Native to Indonesia and Malaysia, this sweet, juicy and lychee-like fruit, with a white pulp and reddish-purple rind, is rich in antioxidants and requires a combination of humid temperatures and water-rich, fertile land to grow. Traditionally, Pariyaram farmers have relied on cash crops such as coconut, nutmeg, rubber, tea and coffee. When Varghese planted the first tree, he wasn’t planning on selling the fruit or aware of its profitability. In fact, for years, the people of Pariyaram kept planting mangosteen only for personal consumption. Over time, the fruit came to be given as a wedding gift to brides from their parents for its sweet taste.
It wasn’t until 1991, when Varghese planted about 100 trees in his coconut garden and went out to sell the fruit, that he realized it deserved much more attention. The fetch was impressive, and the cultivation process was much easier. While coconut and nutmeg trees would suffer root wilt and fungal diseases, respectively, mangosteen was sturdy. While nutmeg would have to be harvested every two or three days for six months in a year, mangosteen only demanded two months of work (April and May) during its fruiting period. Evidently, the crop was more profitable. Soon, Varghese was widely cultivating it and selling the fruit in big cities in south India. Others soon followed suit.
“About 50 families grow mangosteen in their backyards and gardens now,” says Varghese, as he takes us around his nursery, spread over five acres. Along with rambutan, durian and coconut trees, it has dense green mangosteen trees that reach more than 80 feet high after a four-year gestation period. “We send the produce to Chennai and Bangalore, where it sells for 500 to 600 Rupees [about USD$9] per kilogram,” he says.
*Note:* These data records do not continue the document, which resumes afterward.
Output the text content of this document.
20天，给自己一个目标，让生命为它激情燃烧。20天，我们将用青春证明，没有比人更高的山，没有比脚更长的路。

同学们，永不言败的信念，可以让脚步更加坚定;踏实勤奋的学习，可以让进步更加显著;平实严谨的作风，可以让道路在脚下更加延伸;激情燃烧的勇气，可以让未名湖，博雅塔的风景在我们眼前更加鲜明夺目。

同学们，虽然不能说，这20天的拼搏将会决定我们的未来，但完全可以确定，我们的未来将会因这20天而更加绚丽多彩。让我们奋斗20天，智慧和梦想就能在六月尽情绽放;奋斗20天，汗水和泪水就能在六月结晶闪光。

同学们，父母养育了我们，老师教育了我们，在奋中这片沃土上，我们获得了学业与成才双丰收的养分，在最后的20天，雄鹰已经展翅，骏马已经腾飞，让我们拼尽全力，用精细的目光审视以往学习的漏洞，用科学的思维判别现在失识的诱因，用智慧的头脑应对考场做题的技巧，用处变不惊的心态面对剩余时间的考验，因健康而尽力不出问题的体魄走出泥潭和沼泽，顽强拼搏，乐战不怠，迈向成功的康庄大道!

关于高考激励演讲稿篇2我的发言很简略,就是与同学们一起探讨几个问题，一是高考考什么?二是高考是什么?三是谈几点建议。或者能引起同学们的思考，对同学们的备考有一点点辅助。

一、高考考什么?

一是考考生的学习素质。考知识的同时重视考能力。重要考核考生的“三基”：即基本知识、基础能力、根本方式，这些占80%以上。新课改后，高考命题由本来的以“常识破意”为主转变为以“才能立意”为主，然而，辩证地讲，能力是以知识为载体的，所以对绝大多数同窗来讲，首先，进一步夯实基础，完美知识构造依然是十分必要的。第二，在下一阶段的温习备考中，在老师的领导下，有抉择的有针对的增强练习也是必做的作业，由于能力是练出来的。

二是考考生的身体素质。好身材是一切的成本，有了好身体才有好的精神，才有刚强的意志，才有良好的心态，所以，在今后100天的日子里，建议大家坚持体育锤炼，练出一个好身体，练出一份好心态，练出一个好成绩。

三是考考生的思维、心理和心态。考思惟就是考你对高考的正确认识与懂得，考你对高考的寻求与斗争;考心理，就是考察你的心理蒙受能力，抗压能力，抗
Reportedly, the farmers collectively made one crore (about USD$150,000) from their mangosteen produce over the past year — an impressive number in the region. At a time when much of India is going through a major agrarian crisis, with debt-ridden farmers resorting to suicide, residents of Pariyaram have been silently reaping the benefits by selling this “foreign fruit.”
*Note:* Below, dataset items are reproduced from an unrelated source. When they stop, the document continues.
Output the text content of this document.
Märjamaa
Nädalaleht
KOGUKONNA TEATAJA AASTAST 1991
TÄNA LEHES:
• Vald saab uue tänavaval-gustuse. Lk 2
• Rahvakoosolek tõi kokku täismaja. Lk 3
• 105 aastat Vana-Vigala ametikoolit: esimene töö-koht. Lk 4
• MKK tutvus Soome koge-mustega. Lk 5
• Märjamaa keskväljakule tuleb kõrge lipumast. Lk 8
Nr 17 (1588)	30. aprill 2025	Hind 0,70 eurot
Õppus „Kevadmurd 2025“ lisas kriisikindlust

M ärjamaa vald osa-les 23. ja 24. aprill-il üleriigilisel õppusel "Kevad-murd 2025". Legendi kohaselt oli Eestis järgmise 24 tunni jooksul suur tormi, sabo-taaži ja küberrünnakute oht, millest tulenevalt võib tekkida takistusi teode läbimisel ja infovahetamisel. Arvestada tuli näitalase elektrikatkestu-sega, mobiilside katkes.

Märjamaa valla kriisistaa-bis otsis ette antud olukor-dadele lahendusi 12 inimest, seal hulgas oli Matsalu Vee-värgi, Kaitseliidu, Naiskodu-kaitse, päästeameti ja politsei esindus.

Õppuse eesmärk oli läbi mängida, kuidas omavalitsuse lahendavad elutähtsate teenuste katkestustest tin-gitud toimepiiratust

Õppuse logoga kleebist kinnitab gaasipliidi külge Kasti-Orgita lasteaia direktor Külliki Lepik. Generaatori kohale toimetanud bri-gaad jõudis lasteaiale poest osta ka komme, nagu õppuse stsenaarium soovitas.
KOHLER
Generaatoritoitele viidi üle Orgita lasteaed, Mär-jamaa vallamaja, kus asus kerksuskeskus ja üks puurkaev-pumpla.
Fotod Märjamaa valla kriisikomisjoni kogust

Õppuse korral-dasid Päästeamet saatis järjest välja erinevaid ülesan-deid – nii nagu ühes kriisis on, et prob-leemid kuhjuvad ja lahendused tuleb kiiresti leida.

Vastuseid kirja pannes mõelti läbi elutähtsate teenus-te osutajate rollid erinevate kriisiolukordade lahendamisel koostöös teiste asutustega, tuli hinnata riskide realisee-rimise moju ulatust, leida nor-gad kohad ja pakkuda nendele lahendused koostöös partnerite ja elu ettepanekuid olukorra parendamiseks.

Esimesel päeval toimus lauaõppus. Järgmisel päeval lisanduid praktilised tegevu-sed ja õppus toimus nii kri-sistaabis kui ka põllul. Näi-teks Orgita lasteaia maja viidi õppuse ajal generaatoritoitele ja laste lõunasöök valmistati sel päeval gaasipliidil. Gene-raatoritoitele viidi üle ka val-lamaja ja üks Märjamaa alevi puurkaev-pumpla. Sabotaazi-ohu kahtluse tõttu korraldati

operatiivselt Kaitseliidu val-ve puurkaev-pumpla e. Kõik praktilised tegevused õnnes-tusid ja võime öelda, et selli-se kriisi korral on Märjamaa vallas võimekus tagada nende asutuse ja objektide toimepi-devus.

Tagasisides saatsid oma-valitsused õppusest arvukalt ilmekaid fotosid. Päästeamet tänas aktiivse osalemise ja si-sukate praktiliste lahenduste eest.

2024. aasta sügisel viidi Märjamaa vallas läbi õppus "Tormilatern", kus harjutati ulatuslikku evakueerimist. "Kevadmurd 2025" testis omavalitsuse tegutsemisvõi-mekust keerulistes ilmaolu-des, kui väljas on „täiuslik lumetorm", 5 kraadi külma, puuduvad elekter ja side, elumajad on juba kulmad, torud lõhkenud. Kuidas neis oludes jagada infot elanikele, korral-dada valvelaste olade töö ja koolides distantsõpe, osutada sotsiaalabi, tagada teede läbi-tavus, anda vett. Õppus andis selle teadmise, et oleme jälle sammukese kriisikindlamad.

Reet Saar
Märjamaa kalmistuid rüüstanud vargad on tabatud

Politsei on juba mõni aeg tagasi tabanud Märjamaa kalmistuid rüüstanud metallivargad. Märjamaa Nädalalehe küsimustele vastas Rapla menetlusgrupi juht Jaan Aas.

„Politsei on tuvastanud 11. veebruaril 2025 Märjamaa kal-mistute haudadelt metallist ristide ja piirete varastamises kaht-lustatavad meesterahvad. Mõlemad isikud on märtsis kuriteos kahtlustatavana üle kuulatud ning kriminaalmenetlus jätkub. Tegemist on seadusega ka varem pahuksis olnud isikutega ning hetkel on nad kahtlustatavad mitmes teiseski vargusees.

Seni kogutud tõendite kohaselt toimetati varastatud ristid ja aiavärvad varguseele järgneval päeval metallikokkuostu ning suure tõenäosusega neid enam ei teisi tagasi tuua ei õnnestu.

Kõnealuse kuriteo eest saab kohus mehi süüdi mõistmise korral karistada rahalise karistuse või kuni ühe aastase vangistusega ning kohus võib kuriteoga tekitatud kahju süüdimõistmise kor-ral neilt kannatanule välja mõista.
Surprisingly, the fruit barely has any local demand. When I told my driver, a Kerala resident, about Pariyaram and its mangosteen story, he said I was probably mistaken.
“Mangosteen?” he remarked. “Are you sure? Is that a fruit?”
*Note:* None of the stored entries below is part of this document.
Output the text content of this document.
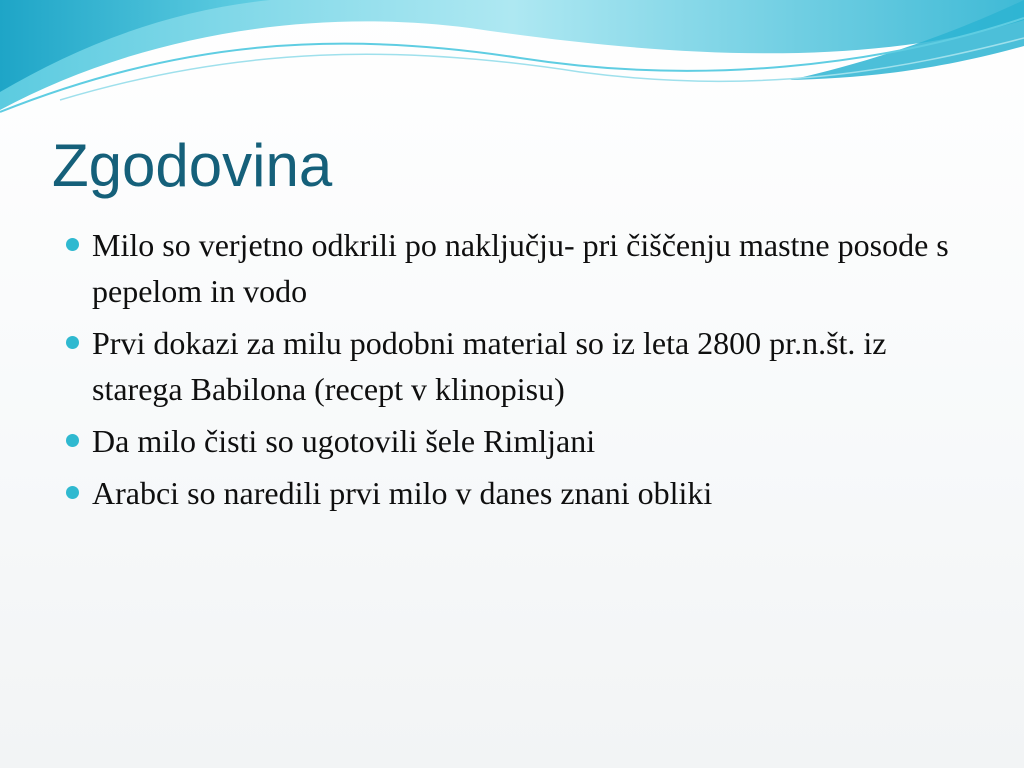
Zgodovina
Milo so verjetno odkrili po naključju- pri čiščenju mastne posode s pepelom in vodo
Prvi dokazi za milu podobni material so iz leta 2800 pr.n.št. iz starega Babilona (recept v klinopisu)
Da milo čisti so ugotovili šele Rimljani
Arabci so naredili prvi milo v danes znani obliki
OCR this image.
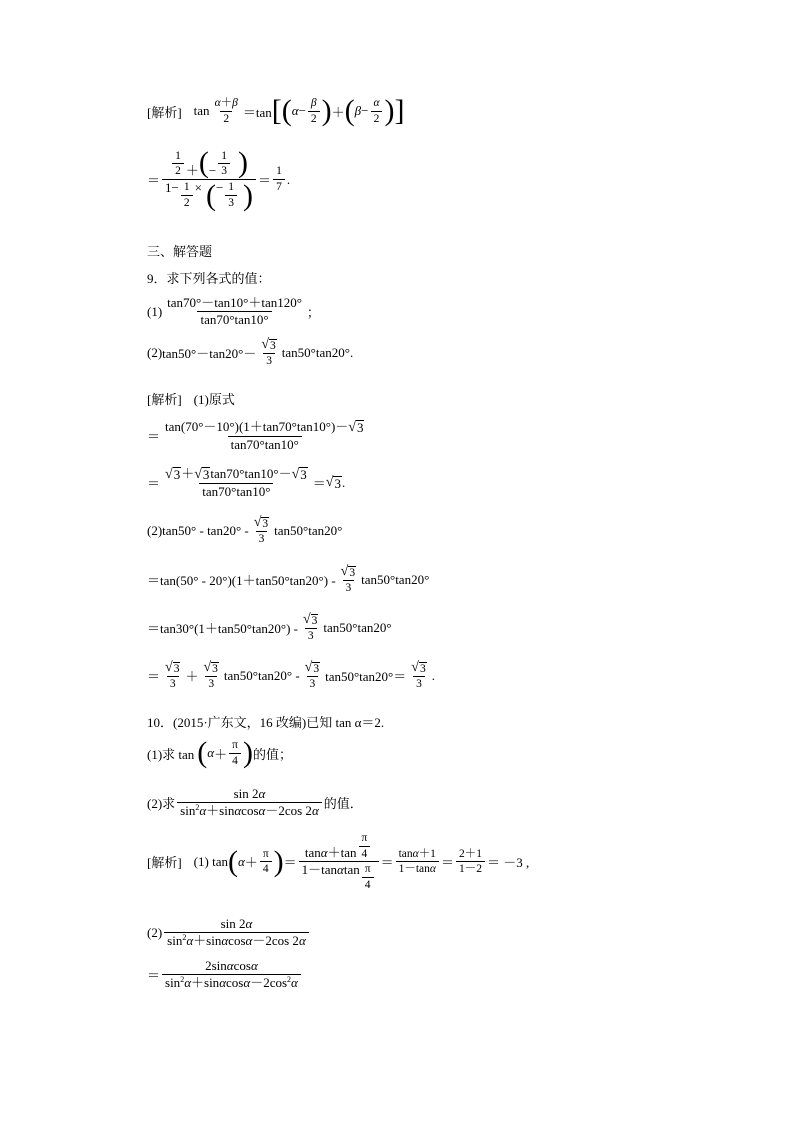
[解析] $\tan \frac{\alpha + \beta}{2} =\tan$ [ ( $\alpha - \frac{\beta}{2}$ ) ＋ ( $\beta - \frac{\alpha}{2}$ ) ]
＝ $\frac{\frac{1}{2} + ( - \frac{1}{3} )}{1- \frac{1}{2} \times ( - \frac{1}{3} )} = \frac{1}{7}$ .
三、解答题
9．求下列各式的值：
$(1) \frac{\tan 70^\circ-\tan 10^\circ+\tan 120^\circ}{\tan 70^\circ\tan 10^\circ}$ ；
(2) $\tan 50^\circ-\tan 20^\circ- \frac{√ 3}{3} \tan 50^\circ\tan 20^\circ$.
[解析] (1)原式
＝ $\frac{\tan(70^\circ-10^\circ)(1+\tan 70^\circ\tan 10^\circ)- √ 3}{\tan 70^\circ\tan 10^\circ}$
＝ $\frac{√ 3 + √ 3 \tan 70^\circ\tan 10^\circ- √ 3}{\tan 70^\circ\tan 10^\circ}$ ＝ √ 3 .
$(2)\tan 50^\circ - \tan 20^\circ - \frac{√ 3}{3} \tan 50^\circ\tan 20^\circ$
$=\tan(50^\circ - 20^\circ)(1+\tan 50^\circ\tan 20^\circ) - \frac{√ 3}{3} \tan 50^\circ\tan 20^\circ$
$=\tan 30^\circ(1+\tan 50^\circ\tan 20^\circ) - \frac{√ 3}{3} \tan 50^\circ\tan 20^\circ$
＝ $\frac{√ 3}{3} + \frac{√ 3}{3} \tan 50^\circ\tan 20^\circ - \frac{√ 3}{3} \tan 50^\circ\tan 20^\circ= \frac{√ 3}{3}$ .
10．(2015·广东文，16 改编)已知 tan α＝2.
(1)求 tan ( $\alpha + \frac{\pi}{4}$ ) 的值；
(2)求 $\frac{\sin 2 \alpha}{\text{sin 2 α ＋sin α cos α －2cos 2 α}}$ 的值．
[解析] (1) tan ( $\alpha + \frac{\pi}{4}$ ) ＝ $\frac{\tan \alpha +\tan \frac{\pi}{4}}{1-\tan \alpha \tan \frac{\pi}{4}} = \frac{\text{tan α ＋1}}{\text{1－tan α}} = \frac{2+1}{1-2} = -3$ ,
$(2) \frac{\sin 2 \alpha}{\text{sin 2 α ＋sin α cos α －2cos 2 α}}$
＝ $\frac{\text{2sin α cos α}}{\text{sin 2 α ＋sin α cos α －2cos 2 α}}$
At present, no government subsidy exists for mangosteen farmers in India. A few other south Indian states also produce mangosteen, but experts say that nowhere is the fruit tastier or sweeter than in Pariyaram.
“Nobody buys mangosteen here,” Varghese said. “The fruit you can sell for 500 Rupees in other cities hardly fetches 200 Rupees in Kerala.”
Correction: An earlier version of this article incorrectly attributed a quote by Merlin Varghese to a driver. We apologize for the error.